Some of the insects are a happy site in your garden like the ladybug beetles. It is a welcome sign when you spot these insects in your garden. Ladybug Beetles are voracious eaters of aphids and are there to keep the population under control. They are there to help.

On the contrary many other insects are not good for your garden and you must worry if you spot them. For instance , the pesky inchworms that could even invade residential landscapes.

There is more than one type of inchworm inching around right now. There are spring cankerworms, oak cankerworms and Linden loopers. They are all about the same size — about an inch or so long — but they vary in color.

Inchworms generally arrive in hordes for three to five years in a row. They may also take a break and be present in lower numbers for the next couple of years.

Inchworms are easily distinguished by the looping motion they make when they move. These types of insects arch their midsections when they move, allowing their hind prolegs to meet up with their anterior true legs. In other words, they do not have legs all along their bodies.

These inchworms are the larval stages of moths. For some species, the female moth is wingless. She walks up the trunk of a tree in late winter. The winged male moth flies to her. The female then lays eggs within the bark.

In species such as the Linden looper, the female has wings. She flies to the trees and waits on the male, before laying eggs.

The eggs hatch about the time the leaves come out. All of these caterpillars have something in common: They love to eat. When present in high numbers, you can actually hear the munching of the insects.

The diet of the cankerworms is quite diverse, but all consisting of deciduous trees. Host species attacked by Linden loopers include red and white oak, maple, elm, hickory, ash and cherry. Spring cankerworms feed on trees such as apple, beech, hickory, maple and oak.

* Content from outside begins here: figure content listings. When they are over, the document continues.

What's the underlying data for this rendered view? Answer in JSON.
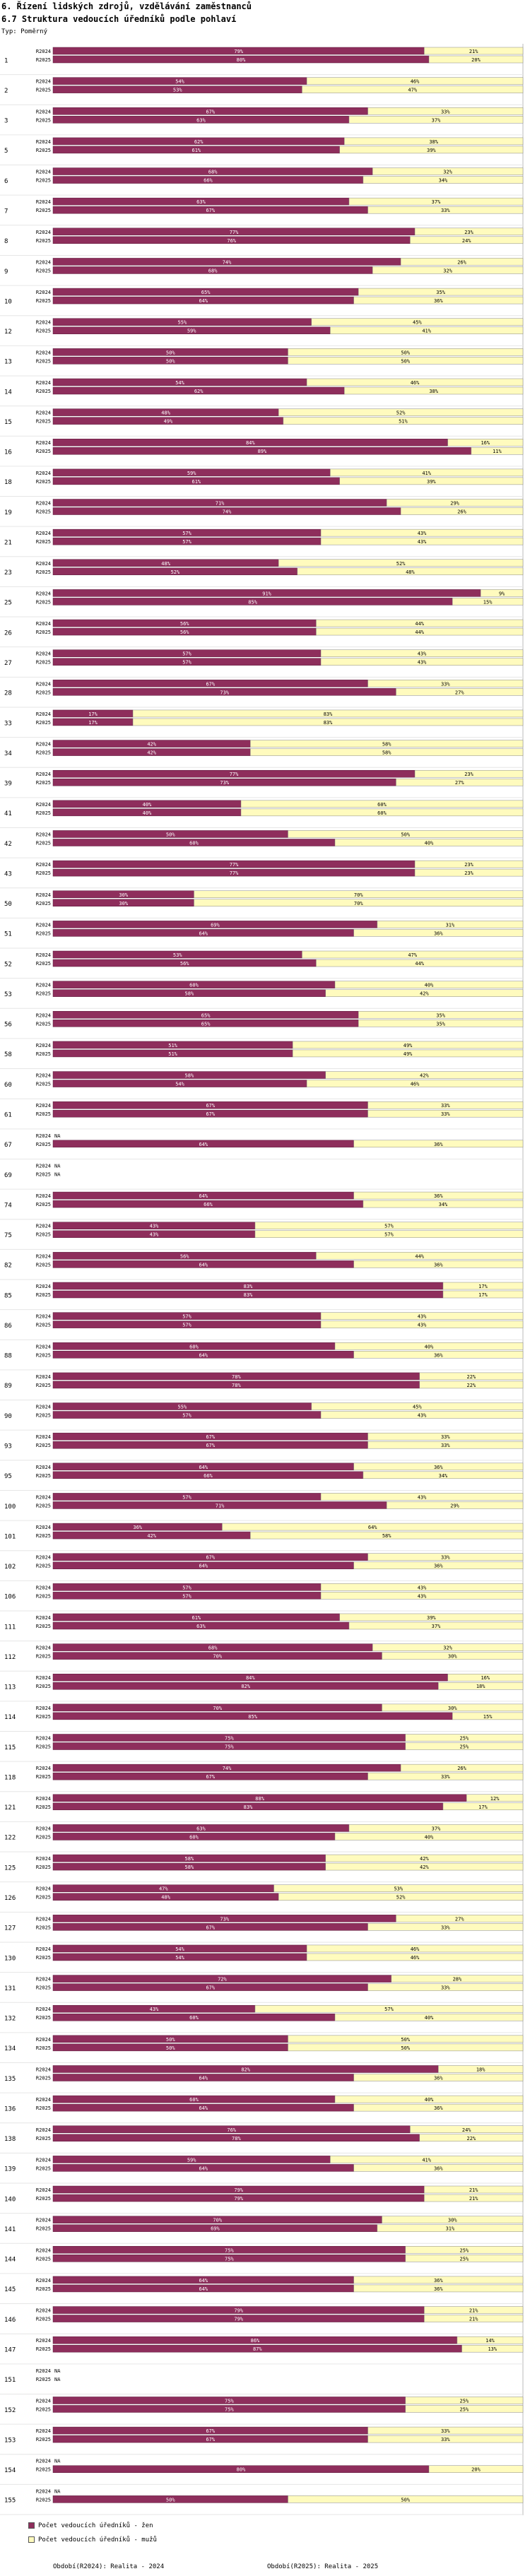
{
  "header": {
    "section": "6. Řízení lidských zdrojů, vzdělávání zaměstnanců",
    "title": "6.7 Struktura vedoucích úředníků podle pohlaví",
    "subtitle": "Typ: Poměrný"
  },
  "colors": {
    "women": "#8e2e5c",
    "men": "#fffbbe",
    "na_bar": "#ffffff"
  },
  "legend": {
    "women": "Počet vedoucích úředníků - žen",
    "men": "Počet vedoucích úředníků - mužů"
  },
  "footer": {
    "source_2024": "Období(R2024): Realita - 2024",
    "source_2025": "Období(R2025): Realita - 2025"
  },
  "chart_data": {
    "type": "bar",
    "orientation": "horizontal-stacked-100",
    "series": [
      {
        "name": "Počet vedoucích úředníků - žen",
        "key": "women"
      },
      {
        "name": "Počet vedoucích úředníků - mužů",
        "key": "men"
      }
    ],
    "period_labels": [
      "R2024",
      "R2025"
    ],
    "groups": [
      {
        "id": "1",
        "r2024": [
          79,
          21
        ],
        "r2025": [
          80,
          20
        ]
      },
      {
        "id": "2",
        "r2024": [
          54,
          46
        ],
        "r2025": [
          53,
          47
        ]
      },
      {
        "id": "3",
        "r2024": [
          67,
          33
        ],
        "r2025": [
          63,
          37
        ]
      },
      {
        "id": "5",
        "r2024": [
          62,
          38
        ],
        "r2025": [
          61,
          39
        ]
      },
      {
        "id": "6",
        "r2024": [
          68,
          32
        ],
        "r2025": [
          66,
          34
        ]
      },
      {
        "id": "7",
        "r2024": [
          63,
          37
        ],
        "r2025": [
          67,
          33
        ]
      },
      {
        "id": "8",
        "r2024": [
          77,
          23
        ],
        "r2025": [
          76,
          24
        ]
      },
      {
        "id": "9",
        "r2024": [
          74,
          26
        ],
        "r2025": [
          68,
          32
        ]
      },
      {
        "id": "10",
        "r2024": [
          65,
          35
        ],
        "r2025": [
          64,
          36
        ]
      },
      {
        "id": "12",
        "r2024": [
          55,
          45
        ],
        "r2025": [
          59,
          41
        ]
      },
      {
        "id": "13",
        "r2024": [
          50,
          50
        ],
        "r2025": [
          50,
          50
        ]
      },
      {
        "id": "14",
        "r2024": [
          54,
          46
        ],
        "r2025": [
          62,
          38
        ]
      },
      {
        "id": "15",
        "r2024": [
          48,
          52
        ],
        "r2025": [
          49,
          51
        ]
      },
      {
        "id": "16",
        "r2024": [
          84,
          16
        ],
        "r2025": [
          89,
          11
        ]
      },
      {
        "id": "18",
        "r2024": [
          59,
          41
        ],
        "r2025": [
          61,
          39
        ]
      },
      {
        "id": "19",
        "r2024": [
          71,
          29
        ],
        "r2025": [
          74,
          26
        ]
      },
      {
        "id": "21",
        "r2024": [
          57,
          43
        ],
        "r2025": [
          57,
          43
        ]
      },
      {
        "id": "23",
        "r2024": [
          48,
          52
        ],
        "r2025": [
          52,
          48
        ]
      },
      {
        "id": "25",
        "r2024": [
          91,
          9
        ],
        "r2025": [
          85,
          15
        ]
      },
      {
        "id": "26",
        "r2024": [
          56,
          44
        ],
        "r2025": [
          56,
          44
        ]
      },
      {
        "id": "27",
        "r2024": [
          57,
          43
        ],
        "r2025": [
          57,
          43
        ]
      },
      {
        "id": "28",
        "r2024": [
          67,
          33
        ],
        "r2025": [
          73,
          27
        ]
      },
      {
        "id": "33",
        "r2024": [
          17,
          83
        ],
        "r2025": [
          17,
          83
        ]
      },
      {
        "id": "34",
        "r2024": [
          42,
          58
        ],
        "r2025": [
          42,
          58
        ]
      },
      {
        "id": "39",
        "r2024": [
          77,
          23
        ],
        "r2025": [
          73,
          27
        ]
      },
      {
        "id": "41",
        "r2024": [
          40,
          60
        ],
        "r2025": [
          40,
          60
        ]
      },
      {
        "id": "42",
        "r2024": [
          50,
          50
        ],
        "r2025": [
          60,
          40
        ]
      },
      {
        "id": "43",
        "r2024": [
          77,
          23
        ],
        "r2025": [
          77,
          23
        ]
      },
      {
        "id": "50",
        "r2024": [
          30,
          70
        ],
        "r2025": [
          30,
          70
        ]
      },
      {
        "id": "51",
        "r2024": [
          69,
          31
        ],
        "r2025": [
          64,
          36
        ]
      },
      {
        "id": "52",
        "r2024": [
          53,
          47
        ],
        "r2025": [
          56,
          44
        ]
      },
      {
        "id": "53",
        "r2024": [
          60,
          40
        ],
        "r2025": [
          58,
          42
        ]
      },
      {
        "id": "56",
        "r2024": [
          65,
          35
        ],
        "r2025": [
          65,
          35
        ]
      },
      {
        "id": "58",
        "r2024": [
          51,
          49
        ],
        "r2025": [
          51,
          49
        ]
      },
      {
        "id": "60",
        "r2024": [
          58,
          42
        ],
        "r2025": [
          54,
          46
        ]
      },
      {
        "id": "61",
        "r2024": [
          67,
          33
        ],
        "r2025": [
          67,
          33
        ]
      },
      {
        "id": "67",
        "r2024": null,
        "r2025": [
          64,
          36
        ]
      },
      {
        "id": "69",
        "r2024": null,
        "r2025": null
      },
      {
        "id": "74",
        "r2024": [
          64,
          36
        ],
        "r2025": [
          66,
          34
        ]
      },
      {
        "id": "75",
        "r2024": [
          43,
          57
        ],
        "r2025": [
          43,
          57
        ]
      },
      {
        "id": "82",
        "r2024": [
          56,
          44
        ],
        "r2025": [
          64,
          36
        ]
      },
      {
        "id": "85",
        "r2024": [
          83,
          17
        ],
        "r2025": [
          83,
          17
        ]
      },
      {
        "id": "86",
        "r2024": [
          57,
          43
        ],
        "r2025": [
          57,
          43
        ]
      },
      {
        "id": "88",
        "r2024": [
          60,
          40
        ],
        "r2025": [
          64,
          36
        ]
      },
      {
        "id": "89",
        "r2024": [
          78,
          22
        ],
        "r2025": [
          78,
          22
        ]
      },
      {
        "id": "90",
        "r2024": [
          55,
          45
        ],
        "r2025": [
          57,
          43
        ]
      },
      {
        "id": "93",
        "r2024": [
          67,
          33
        ],
        "r2025": [
          67,
          33
        ]
      },
      {
        "id": "95",
        "r2024": [
          64,
          36
        ],
        "r2025": [
          66,
          34
        ]
      },
      {
        "id": "100",
        "r2024": [
          57,
          43
        ],
        "r2025": [
          71,
          29
        ]
      },
      {
        "id": "101",
        "r2024": [
          36,
          64
        ],
        "r2025": [
          42,
          58
        ]
      },
      {
        "id": "102",
        "r2024": [
          67,
          33
        ],
        "r2025": [
          64,
          36
        ]
      },
      {
        "id": "106",
        "r2024": [
          57,
          43
        ],
        "r2025": [
          57,
          43
        ]
      },
      {
        "id": "111",
        "r2024": [
          61,
          39
        ],
        "r2025": [
          63,
          37
        ]
      },
      {
        "id": "112",
        "r2024": [
          68,
          32
        ],
        "r2025": [
          70,
          30
        ]
      },
      {
        "id": "113",
        "r2024": [
          84,
          16
        ],
        "r2025": [
          82,
          18
        ]
      },
      {
        "id": "114",
        "r2024": [
          70,
          30
        ],
        "r2025": [
          85,
          15
        ]
      },
      {
        "id": "115",
        "r2024": [
          75,
          25
        ],
        "r2025": [
          75,
          25
        ]
      },
      {
        "id": "118",
        "r2024": [
          74,
          26
        ],
        "r2025": [
          67,
          33
        ]
      },
      {
        "id": "121",
        "r2024": [
          88,
          12
        ],
        "r2025": [
          83,
          17
        ]
      },
      {
        "id": "122",
        "r2024": [
          63,
          37
        ],
        "r2025": [
          60,
          40
        ]
      },
      {
        "id": "125",
        "r2024": [
          58,
          42
        ],
        "r2025": [
          58,
          42
        ]
      },
      {
        "id": "126",
        "r2024": [
          47,
          53
        ],
        "r2025": [
          48,
          52
        ]
      },
      {
        "id": "127",
        "r2024": [
          73,
          27
        ],
        "r2025": [
          67,
          33
        ]
      },
      {
        "id": "130",
        "r2024": [
          54,
          46
        ],
        "r2025": [
          54,
          46
        ]
      },
      {
        "id": "131",
        "r2024": [
          72,
          28
        ],
        "r2025": [
          67,
          33
        ]
      },
      {
        "id": "132",
        "r2024": [
          43,
          57
        ],
        "r2025": [
          60,
          40
        ]
      },
      {
        "id": "134",
        "r2024": [
          50,
          50
        ],
        "r2025": [
          50,
          50
        ]
      },
      {
        "id": "135",
        "r2024": [
          82,
          18
        ],
        "r2025": [
          64,
          36
        ]
      },
      {
        "id": "136",
        "r2024": [
          60,
          40
        ],
        "r2025": [
          64,
          36
        ]
      },
      {
        "id": "138",
        "r2024": [
          76,
          24
        ],
        "r2025": [
          78,
          22
        ]
      },
      {
        "id": "139",
        "r2024": [
          59,
          41
        ],
        "r2025": [
          64,
          36
        ]
      },
      {
        "id": "140",
        "r2024": [
          79,
          21
        ],
        "r2025": [
          79,
          21
        ]
      },
      {
        "id": "141",
        "r2024": [
          70,
          30
        ],
        "r2025": [
          69,
          31
        ]
      },
      {
        "id": "144",
        "r2024": [
          75,
          25
        ],
        "r2025": [
          75,
          25
        ]
      },
      {
        "id": "145",
        "r2024": [
          64,
          36
        ],
        "r2025": [
          64,
          36
        ]
      },
      {
        "id": "146",
        "r2024": [
          79,
          21
        ],
        "r2025": [
          79,
          21
        ]
      },
      {
        "id": "147",
        "r2024": [
          86,
          14
        ],
        "r2025": [
          87,
          13
        ]
      },
      {
        "id": "151",
        "r2024": null,
        "r2025": null
      },
      {
        "id": "152",
        "r2024": [
          75,
          25
        ],
        "r2025": [
          75,
          25
        ]
      },
      {
        "id": "153",
        "r2024": [
          67,
          33
        ],
        "r2025": [
          67,
          33
        ]
      },
      {
        "id": "154",
        "r2024": null,
        "r2025": [
          80,
          20
        ]
      },
      {
        "id": "155",
        "r2024": null,
        "r2025": [
          50,
          50
        ]
      }
    ],
    "na_label": "NA",
    "value_suffix": "%",
    "xlim": [
      0,
      100
    ]
  }
}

You may first notice small holes in young leaves. As the larvae become bigger, their appetites increase, and leaves may become skeletonized — the same type of damage caused by Japanese beetles.

Along with the noise, you may also encounter the excrement of the insects, which can become quite messy.

On a positive note, the timing of leaf-eating couldn’t be better. It is very early, and defoliated trees will recover quickly. Fertilizing landscape trees can help with new growth.

These cankerworms do not remain for a long period. They will eat for several weeks, then they will drop to the ground on silk strands. There, they will burrow into the ground and spin silken cocoons. They will remain there until they emerge in late winter as adults.